How could we define an abstraction in the context of programming? Well, in simple words, I would say it is a part of logic extracted from the whole, keeping details separated from the general implementation. Furthermore, an abstraction should be reusable to decrease the complexity and thus improve the code comprehension. Obviously, it is easier to understand the big picture when dealing with the higher level of thoughts and to skip some specifics from the scope.
As you probably see, the abstraction may be a function that calculates the result based on its parameters, but also, it may go even further. We can actually have a number of functions that operate with one another and fashion them into expressions, statements, and programs. Having that, it is possible to stop expressing our logic in the previous form and start using an abstraction instead.
That may be perceived as a simplified description of a higher-level language, but let’s start from the beginning.
The abstraction of calculation
Back in the day, when we wanted to repeat some calculations, we had to write them down on paper to make sure we follow the tracks and do not miss a step. In the language of mathematics, we could express various computations and apply them when needed.
Later, the computer era came around with the remarkable ability to automate our recipes. By creating transistors and logic gates, we were able to improve the calculation speed. That is because we could translate our numbers to signals, operate over them, and translate the results back into numbers we could understand.
That was a perfect abstraction to speed up specific calculations and make sure they are easily repeatable without human error. Truth be told, we lost most of the readability because the engineering entry-level was very high, yet the advantage was supreme.
The abstraction of instruction
What happened next? Well, we got electronics, signals, gates, and everything was high-speed. Still, we needed to make it more abstract because nobody wanted to generate proper voltage when using a calculator.
Right about that time, the processor was created alongside the corresponding language called the assembler. Even though every architecture has its own assembler, we have in the end decided that some universal instructions would be common to most of them. From that day on, we could write instructions in human-readable text to tell the computer what we want it to do.
The entry-level changed; it seemed like a combination of previous mathematic paperwork and electronic information, thus bringing in the advantages of earlier approaches. As a result, we sacrificed a few possibilities and potential speed to get ourselves a standard that allowed programmers to write instructions in a more humane way.
The abstraction of a programming language
The last step was the invention of higher-level programming languages. They are higher-level because they are usually compiled or translated to lower-level programming languages or instructions.

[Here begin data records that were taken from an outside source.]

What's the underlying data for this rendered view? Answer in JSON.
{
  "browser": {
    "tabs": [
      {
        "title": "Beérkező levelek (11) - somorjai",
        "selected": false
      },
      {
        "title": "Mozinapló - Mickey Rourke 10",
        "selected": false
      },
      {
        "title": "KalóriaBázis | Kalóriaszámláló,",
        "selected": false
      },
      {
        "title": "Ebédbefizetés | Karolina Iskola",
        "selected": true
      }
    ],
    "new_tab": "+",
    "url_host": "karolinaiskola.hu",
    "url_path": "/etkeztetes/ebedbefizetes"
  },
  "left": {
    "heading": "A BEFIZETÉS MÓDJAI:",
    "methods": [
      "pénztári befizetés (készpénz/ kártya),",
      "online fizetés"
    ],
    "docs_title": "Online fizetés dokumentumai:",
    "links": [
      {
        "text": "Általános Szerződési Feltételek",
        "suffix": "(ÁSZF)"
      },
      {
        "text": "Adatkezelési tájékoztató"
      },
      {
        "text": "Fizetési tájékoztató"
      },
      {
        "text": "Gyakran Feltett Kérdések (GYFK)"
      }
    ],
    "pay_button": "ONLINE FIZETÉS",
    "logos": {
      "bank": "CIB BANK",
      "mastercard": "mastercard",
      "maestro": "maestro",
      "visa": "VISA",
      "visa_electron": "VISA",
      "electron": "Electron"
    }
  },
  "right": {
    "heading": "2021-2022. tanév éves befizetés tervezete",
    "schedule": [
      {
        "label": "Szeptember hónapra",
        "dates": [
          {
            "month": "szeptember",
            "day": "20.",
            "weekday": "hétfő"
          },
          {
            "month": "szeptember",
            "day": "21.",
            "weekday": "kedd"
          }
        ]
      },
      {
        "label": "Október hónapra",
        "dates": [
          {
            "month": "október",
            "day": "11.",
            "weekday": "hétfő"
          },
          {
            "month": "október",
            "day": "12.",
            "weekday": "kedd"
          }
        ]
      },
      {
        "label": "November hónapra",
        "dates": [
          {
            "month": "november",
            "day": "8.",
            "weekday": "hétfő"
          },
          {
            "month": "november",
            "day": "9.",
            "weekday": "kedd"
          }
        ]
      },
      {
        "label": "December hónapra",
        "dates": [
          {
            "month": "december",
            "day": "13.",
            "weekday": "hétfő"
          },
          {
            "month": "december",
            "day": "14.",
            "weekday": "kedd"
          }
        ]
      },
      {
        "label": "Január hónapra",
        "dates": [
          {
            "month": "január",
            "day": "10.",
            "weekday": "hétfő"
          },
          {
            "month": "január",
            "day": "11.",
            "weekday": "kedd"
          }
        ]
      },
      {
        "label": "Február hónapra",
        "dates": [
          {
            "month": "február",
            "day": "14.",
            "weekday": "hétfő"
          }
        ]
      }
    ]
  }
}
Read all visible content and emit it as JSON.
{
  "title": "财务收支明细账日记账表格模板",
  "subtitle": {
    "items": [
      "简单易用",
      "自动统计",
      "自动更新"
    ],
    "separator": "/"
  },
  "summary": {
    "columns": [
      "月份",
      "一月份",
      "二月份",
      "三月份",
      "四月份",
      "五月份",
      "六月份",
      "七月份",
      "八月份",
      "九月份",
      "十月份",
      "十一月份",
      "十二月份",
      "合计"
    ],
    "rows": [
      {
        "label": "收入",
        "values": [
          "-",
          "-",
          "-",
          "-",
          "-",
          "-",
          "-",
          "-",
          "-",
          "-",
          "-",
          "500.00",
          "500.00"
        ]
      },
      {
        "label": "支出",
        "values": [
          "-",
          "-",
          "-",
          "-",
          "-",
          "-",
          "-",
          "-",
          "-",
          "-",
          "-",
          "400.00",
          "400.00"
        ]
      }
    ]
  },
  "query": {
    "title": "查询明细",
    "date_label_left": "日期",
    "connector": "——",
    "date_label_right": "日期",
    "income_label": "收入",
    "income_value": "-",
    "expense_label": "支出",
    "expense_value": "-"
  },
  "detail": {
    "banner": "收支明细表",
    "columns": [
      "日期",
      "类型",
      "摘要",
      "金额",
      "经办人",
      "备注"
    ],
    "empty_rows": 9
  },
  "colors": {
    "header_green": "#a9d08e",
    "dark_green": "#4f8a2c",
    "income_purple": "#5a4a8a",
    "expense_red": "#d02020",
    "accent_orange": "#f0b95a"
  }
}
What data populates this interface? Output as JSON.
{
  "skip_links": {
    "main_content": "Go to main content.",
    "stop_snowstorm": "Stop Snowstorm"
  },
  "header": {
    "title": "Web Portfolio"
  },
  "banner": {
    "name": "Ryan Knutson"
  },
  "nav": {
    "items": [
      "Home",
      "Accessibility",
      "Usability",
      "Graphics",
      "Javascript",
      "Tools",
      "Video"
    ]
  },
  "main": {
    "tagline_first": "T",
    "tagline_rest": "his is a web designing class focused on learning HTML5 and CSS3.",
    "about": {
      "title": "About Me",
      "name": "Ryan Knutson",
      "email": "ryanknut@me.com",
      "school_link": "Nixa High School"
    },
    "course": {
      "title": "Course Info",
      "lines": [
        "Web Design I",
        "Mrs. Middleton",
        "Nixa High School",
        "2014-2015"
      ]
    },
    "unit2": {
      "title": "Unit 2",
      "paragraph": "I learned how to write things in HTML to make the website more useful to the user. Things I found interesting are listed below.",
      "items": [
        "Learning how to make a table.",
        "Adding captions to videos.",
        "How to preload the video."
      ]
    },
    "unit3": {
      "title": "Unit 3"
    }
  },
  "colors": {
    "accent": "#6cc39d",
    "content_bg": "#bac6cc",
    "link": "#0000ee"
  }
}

Things like compilation, code checking, static typing, and automatic memory handling allowed for the creation of safe and low entry-level languages designed for specific purposes. We were able to define various paradigms to solve problems with scalability. For instance, object-oriented programming tried to model problems using classes, and pure functional programming forgo the state to improve formal reasoning. We could choose a tradeoff, design a language, and utilize it to solve a specific category of problems.
With every high-level language, we limit our power over the calculation possibilities and create a better standard for an error-free implementation, leading to more advanced and more complex programs.
Abstraction is naturally embedded in all programming languages. Starting from the very idea of automating manual calculations and ending with high-level specialized languages and frameworks. We no longer need to learn advanced math, electronics, addressing memory, and CPU architecture to write a “Hello World” program. Existing abstractions allowed programmers to focus on business logic and application architecture, assuming that everything below that will simply work.
The thing to learn here is to remember that every abstraction has two sides. One side is the restriction, where we lose some power of possibility. The other side is the advantage, where we gain specific traits partially from the limits we put on ourselves.
The interplay of pain and gain is at the very core of all abstractions. Some of them are definitely more fitted and effective than others. So, learn the tradeoff before creating a new one!